Boots and Saddles Call.
In nearly all lifetimes and in nearly all undertakings, there will occur seasons which severally try not merely one's faith and courage, but one's power of physical endurance as well; seasons when one's spirits are fagged and stand in need of a reveille, or "Boots and Saddles" call.
The march of our little company during these mid-July days, with their privations and sufferings, could scarcely have been maintained, but for the notes of cheer which, by memory's route, came to us from out the silent places of the past, or, on the wings of hope, alighted among us from off the heights of the future.

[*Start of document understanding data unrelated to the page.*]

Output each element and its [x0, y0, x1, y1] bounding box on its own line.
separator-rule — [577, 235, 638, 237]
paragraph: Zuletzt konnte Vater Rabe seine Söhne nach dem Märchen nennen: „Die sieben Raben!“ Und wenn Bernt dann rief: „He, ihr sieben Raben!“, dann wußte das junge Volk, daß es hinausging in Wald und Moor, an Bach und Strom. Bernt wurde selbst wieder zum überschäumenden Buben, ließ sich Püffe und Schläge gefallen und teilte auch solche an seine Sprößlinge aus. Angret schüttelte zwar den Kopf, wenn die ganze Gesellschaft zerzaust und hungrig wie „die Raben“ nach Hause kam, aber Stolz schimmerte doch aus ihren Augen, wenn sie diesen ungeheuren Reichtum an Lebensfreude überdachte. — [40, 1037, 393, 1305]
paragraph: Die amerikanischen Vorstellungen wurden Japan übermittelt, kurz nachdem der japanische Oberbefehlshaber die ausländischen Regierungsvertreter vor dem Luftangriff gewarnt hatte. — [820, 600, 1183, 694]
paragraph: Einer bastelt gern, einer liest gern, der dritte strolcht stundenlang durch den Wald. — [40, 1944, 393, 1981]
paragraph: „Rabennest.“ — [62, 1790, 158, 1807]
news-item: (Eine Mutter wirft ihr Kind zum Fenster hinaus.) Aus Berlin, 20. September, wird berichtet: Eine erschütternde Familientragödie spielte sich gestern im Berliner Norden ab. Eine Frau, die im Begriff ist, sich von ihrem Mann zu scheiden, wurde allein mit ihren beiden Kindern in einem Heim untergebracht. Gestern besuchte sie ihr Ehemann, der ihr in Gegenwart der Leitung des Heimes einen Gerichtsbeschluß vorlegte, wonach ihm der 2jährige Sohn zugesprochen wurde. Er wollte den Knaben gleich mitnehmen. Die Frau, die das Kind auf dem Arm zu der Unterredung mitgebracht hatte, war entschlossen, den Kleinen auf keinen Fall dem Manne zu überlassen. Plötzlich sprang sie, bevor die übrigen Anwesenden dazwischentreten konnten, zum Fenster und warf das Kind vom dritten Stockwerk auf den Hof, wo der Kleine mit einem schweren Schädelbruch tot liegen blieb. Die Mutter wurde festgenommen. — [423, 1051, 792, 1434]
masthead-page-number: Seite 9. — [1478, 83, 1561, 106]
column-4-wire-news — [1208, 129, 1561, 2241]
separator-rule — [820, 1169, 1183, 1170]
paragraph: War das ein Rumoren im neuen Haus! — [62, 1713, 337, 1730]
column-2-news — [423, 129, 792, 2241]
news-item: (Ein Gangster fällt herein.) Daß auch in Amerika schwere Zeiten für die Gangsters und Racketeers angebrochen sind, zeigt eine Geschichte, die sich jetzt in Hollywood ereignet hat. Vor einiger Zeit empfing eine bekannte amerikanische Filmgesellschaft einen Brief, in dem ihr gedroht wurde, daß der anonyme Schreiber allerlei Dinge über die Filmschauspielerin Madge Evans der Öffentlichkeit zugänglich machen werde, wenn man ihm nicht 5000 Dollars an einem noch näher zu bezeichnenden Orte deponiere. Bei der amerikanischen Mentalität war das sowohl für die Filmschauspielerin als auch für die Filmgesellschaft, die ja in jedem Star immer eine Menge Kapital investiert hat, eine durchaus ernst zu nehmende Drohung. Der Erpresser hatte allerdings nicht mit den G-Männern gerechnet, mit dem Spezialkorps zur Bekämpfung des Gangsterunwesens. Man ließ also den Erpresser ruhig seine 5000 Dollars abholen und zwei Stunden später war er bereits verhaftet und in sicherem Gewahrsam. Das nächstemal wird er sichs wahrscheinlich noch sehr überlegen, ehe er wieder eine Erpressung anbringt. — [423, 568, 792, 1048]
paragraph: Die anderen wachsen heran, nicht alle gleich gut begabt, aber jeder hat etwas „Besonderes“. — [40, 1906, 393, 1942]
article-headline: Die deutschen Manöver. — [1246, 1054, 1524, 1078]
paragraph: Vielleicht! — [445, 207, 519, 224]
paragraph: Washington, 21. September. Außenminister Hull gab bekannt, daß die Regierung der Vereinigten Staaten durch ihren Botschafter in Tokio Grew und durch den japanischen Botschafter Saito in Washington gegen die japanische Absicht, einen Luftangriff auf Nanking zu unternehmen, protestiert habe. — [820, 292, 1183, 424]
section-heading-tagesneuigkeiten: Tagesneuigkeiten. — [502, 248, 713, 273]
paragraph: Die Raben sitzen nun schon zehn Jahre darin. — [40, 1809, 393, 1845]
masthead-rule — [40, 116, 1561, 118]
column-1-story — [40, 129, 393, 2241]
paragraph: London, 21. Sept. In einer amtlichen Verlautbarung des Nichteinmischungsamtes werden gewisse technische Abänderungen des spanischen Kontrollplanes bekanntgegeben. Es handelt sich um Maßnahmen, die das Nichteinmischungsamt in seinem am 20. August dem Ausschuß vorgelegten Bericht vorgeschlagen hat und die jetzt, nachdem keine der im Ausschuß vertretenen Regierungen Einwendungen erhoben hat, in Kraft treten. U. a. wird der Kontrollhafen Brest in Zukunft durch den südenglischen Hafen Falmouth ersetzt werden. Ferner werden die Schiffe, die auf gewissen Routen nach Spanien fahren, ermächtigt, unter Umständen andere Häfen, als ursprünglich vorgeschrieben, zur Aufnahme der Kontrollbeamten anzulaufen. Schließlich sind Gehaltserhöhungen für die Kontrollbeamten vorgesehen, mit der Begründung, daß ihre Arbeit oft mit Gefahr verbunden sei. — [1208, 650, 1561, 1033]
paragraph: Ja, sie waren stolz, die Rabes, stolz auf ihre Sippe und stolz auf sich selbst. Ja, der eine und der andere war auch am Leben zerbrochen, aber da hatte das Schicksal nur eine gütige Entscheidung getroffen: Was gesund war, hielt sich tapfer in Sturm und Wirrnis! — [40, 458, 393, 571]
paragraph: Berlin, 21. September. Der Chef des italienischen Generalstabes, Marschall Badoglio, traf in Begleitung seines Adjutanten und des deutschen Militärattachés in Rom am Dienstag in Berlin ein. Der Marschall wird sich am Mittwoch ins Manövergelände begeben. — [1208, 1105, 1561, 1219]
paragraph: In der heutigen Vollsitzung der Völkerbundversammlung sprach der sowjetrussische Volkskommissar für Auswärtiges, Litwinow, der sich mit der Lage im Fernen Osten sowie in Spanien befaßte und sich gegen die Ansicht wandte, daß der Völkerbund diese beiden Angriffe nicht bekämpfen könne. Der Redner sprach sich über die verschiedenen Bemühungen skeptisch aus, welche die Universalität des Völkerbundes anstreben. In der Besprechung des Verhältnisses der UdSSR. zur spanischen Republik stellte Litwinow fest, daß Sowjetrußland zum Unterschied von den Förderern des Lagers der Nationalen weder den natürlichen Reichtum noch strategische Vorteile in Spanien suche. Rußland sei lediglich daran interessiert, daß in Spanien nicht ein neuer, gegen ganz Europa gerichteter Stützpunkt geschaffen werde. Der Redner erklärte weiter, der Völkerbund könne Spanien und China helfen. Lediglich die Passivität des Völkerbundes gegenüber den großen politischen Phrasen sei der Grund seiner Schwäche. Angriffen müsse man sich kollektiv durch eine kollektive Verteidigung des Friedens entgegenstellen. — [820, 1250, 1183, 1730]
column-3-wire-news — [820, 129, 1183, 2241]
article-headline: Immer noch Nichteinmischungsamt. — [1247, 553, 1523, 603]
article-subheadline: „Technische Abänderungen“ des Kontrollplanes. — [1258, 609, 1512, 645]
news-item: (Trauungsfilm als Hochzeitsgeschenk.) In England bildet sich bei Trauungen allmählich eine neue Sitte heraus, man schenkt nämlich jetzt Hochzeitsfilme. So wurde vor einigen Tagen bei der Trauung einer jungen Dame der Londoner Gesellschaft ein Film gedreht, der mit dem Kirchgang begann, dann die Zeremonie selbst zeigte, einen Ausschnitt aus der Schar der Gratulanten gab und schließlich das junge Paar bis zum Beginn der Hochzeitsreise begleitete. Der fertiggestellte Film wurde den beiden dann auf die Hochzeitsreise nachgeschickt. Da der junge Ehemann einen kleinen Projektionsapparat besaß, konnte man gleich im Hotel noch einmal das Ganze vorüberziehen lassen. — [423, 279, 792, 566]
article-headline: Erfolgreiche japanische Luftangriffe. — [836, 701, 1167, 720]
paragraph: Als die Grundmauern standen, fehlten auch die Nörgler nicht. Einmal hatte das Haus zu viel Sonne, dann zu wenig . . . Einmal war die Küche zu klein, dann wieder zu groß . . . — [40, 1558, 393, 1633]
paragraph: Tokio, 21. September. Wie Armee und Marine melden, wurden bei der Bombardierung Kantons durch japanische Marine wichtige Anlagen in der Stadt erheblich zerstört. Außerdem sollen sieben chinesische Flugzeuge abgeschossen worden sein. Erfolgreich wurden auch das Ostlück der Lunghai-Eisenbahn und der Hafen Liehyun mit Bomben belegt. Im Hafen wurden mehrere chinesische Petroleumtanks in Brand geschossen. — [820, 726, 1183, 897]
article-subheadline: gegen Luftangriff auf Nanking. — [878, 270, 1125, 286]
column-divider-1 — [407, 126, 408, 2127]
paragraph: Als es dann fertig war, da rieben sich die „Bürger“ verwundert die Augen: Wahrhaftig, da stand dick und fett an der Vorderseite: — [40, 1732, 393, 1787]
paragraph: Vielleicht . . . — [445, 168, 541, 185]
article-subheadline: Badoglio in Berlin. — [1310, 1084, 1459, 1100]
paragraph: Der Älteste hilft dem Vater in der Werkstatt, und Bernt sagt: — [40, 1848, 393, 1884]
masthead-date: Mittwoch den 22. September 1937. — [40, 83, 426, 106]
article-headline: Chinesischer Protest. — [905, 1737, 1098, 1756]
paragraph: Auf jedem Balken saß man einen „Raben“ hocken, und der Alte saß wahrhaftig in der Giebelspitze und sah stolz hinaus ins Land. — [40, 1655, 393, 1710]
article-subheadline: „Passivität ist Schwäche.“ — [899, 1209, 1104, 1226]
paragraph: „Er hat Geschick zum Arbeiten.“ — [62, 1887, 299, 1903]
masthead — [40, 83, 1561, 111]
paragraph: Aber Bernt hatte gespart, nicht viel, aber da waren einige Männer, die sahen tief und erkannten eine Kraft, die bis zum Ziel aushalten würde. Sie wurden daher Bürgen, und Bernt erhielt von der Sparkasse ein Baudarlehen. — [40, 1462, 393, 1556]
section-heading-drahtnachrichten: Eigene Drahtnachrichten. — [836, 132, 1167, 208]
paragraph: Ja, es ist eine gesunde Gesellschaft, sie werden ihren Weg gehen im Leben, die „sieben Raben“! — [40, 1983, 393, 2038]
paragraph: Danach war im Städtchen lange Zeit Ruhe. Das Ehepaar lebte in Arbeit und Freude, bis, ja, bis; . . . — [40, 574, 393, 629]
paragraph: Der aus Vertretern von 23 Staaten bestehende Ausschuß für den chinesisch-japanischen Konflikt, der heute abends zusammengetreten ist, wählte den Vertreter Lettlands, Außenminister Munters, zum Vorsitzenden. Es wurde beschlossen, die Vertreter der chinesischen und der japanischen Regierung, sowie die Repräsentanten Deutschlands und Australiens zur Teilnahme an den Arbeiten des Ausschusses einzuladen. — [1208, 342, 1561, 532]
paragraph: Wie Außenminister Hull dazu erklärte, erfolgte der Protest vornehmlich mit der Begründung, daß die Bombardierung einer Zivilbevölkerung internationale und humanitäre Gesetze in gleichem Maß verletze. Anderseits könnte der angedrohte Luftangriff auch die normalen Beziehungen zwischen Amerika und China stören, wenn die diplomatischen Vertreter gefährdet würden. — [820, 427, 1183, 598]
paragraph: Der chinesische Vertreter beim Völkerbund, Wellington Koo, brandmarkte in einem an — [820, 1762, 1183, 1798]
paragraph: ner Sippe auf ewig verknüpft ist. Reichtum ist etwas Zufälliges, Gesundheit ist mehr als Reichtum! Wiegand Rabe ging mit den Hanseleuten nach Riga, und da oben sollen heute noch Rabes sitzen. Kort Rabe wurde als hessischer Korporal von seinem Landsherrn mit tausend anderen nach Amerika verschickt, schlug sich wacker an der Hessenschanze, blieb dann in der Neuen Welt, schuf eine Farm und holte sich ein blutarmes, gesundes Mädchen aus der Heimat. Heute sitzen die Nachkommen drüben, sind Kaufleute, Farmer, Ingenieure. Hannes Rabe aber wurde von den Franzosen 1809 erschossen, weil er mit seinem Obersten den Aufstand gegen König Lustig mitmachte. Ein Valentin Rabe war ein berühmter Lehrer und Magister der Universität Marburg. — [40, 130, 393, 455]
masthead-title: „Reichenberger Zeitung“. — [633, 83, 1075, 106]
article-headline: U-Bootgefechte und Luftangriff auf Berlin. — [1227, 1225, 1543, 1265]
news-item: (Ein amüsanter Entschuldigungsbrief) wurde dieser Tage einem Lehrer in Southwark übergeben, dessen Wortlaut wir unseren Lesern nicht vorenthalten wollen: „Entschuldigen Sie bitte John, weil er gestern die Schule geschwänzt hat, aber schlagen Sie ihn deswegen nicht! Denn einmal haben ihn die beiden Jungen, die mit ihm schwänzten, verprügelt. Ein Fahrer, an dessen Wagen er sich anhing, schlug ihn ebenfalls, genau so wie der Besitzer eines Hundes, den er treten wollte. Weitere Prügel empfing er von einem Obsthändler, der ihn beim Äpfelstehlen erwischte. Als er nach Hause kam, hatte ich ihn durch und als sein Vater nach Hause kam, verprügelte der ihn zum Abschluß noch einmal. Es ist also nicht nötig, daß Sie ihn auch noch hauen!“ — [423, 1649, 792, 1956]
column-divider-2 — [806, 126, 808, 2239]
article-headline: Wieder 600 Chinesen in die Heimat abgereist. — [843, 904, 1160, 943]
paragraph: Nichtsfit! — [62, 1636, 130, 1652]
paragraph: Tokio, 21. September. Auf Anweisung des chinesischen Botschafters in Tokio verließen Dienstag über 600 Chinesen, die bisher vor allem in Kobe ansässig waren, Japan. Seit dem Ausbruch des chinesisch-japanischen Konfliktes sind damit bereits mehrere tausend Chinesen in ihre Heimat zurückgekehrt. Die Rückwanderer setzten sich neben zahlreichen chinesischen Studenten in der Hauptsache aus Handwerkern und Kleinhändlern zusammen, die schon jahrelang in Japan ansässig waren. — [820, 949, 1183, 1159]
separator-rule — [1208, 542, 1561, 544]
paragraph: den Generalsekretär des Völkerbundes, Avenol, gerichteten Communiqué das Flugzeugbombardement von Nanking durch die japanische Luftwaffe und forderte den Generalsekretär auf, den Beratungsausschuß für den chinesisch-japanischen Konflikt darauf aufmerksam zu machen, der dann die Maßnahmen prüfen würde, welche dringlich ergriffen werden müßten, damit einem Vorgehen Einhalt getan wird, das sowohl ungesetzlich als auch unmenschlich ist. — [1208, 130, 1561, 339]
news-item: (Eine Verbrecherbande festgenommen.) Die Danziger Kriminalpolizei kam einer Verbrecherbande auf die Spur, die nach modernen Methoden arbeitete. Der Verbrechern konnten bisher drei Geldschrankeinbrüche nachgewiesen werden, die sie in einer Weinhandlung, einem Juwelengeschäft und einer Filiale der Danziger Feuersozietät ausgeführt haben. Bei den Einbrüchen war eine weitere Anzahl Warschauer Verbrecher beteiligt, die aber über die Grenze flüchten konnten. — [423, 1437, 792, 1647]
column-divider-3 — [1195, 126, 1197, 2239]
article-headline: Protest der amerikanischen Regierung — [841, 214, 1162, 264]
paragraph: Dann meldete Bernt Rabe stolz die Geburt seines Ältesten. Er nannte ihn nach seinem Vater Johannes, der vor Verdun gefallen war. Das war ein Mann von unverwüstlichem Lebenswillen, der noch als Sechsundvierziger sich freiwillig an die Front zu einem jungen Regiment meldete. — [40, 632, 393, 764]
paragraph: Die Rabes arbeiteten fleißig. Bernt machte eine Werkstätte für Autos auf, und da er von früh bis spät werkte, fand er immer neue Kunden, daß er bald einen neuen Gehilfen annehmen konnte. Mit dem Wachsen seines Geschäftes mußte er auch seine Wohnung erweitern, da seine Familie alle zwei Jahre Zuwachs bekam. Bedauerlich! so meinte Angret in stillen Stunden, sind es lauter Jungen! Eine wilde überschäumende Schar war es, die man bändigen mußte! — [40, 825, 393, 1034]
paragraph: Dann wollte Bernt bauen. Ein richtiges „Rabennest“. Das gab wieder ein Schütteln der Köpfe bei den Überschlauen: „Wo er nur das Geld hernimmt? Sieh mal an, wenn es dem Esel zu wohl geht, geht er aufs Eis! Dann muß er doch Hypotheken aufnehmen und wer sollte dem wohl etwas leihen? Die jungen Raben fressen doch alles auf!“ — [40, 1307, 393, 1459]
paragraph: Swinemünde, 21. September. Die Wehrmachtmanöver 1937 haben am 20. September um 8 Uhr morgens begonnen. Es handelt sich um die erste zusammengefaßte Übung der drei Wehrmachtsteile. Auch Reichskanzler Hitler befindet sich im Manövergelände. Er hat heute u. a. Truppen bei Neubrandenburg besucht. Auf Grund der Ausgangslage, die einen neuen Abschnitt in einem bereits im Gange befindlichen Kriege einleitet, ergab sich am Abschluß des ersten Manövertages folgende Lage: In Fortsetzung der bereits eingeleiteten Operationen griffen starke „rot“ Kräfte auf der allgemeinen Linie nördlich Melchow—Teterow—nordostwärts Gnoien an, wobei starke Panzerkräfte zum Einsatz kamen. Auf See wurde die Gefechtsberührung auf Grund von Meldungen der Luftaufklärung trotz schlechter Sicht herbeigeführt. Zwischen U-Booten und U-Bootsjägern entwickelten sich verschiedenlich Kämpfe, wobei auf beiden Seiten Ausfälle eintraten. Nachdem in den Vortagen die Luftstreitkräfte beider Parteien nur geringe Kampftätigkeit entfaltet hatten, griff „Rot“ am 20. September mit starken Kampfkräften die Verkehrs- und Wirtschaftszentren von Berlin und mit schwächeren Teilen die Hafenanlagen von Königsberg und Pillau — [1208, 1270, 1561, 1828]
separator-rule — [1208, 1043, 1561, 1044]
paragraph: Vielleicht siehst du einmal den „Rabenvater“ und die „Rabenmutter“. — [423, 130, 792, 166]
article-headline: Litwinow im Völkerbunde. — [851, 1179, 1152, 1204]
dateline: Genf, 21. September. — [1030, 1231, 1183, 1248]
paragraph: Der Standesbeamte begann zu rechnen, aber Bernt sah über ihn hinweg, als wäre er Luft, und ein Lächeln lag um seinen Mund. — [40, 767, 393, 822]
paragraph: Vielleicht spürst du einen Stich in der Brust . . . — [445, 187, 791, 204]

The Humboldt River, which by this time had become to us quite a memorable stream, was winding and crooked after coming out of the cañon, and could be traced through the desert only by the willows that grew along its banks and around its shallow pools. Our route lay on the left bank all the way down to the "sink."
It was the middle of July, with never a cloud in the sky, not a tree or shade of any kind. The ground was heated like an oven and covered more or less by an alkali sand, which parched our lips while the sun was blistering our noses.
The river from here down to its sink is like all desert streams in the dry season. It does not have a continuous current, but the water lies in pools, alternating with places where the bed is dry and bare. In its windings it averaged about twenty-five miles from one bend to another, the trail leading a straight line like a railroad from one point to another. These points were our camping-places. As it was useless to stop between them we had to make the river or perish.
The willows were already browsed down to mere stubs, consequently there was little or no feed for the stock. Wherever we could find any grass, there we took the animals and tended them until they got their fill. There was no game to be seen nor anything that had life, except horned toads and lizards. The former could be seen in the sand all day. They were of all sizes, ranging from a kernel of corn to a common toad, each ornamented with the same covering of horns, beginning with a Turk's crescent on the tip of the nose. As to the lizards, none could be seen during the day, but at night there would be a whole family of them lying right against one, having crept under the blankets to keep warm, I suppose, as the nights were quite cool. Upon getting up in the morning we would take our blankets by one end and give a jerk, and the lizards would roll out like so many links of weinerwurst.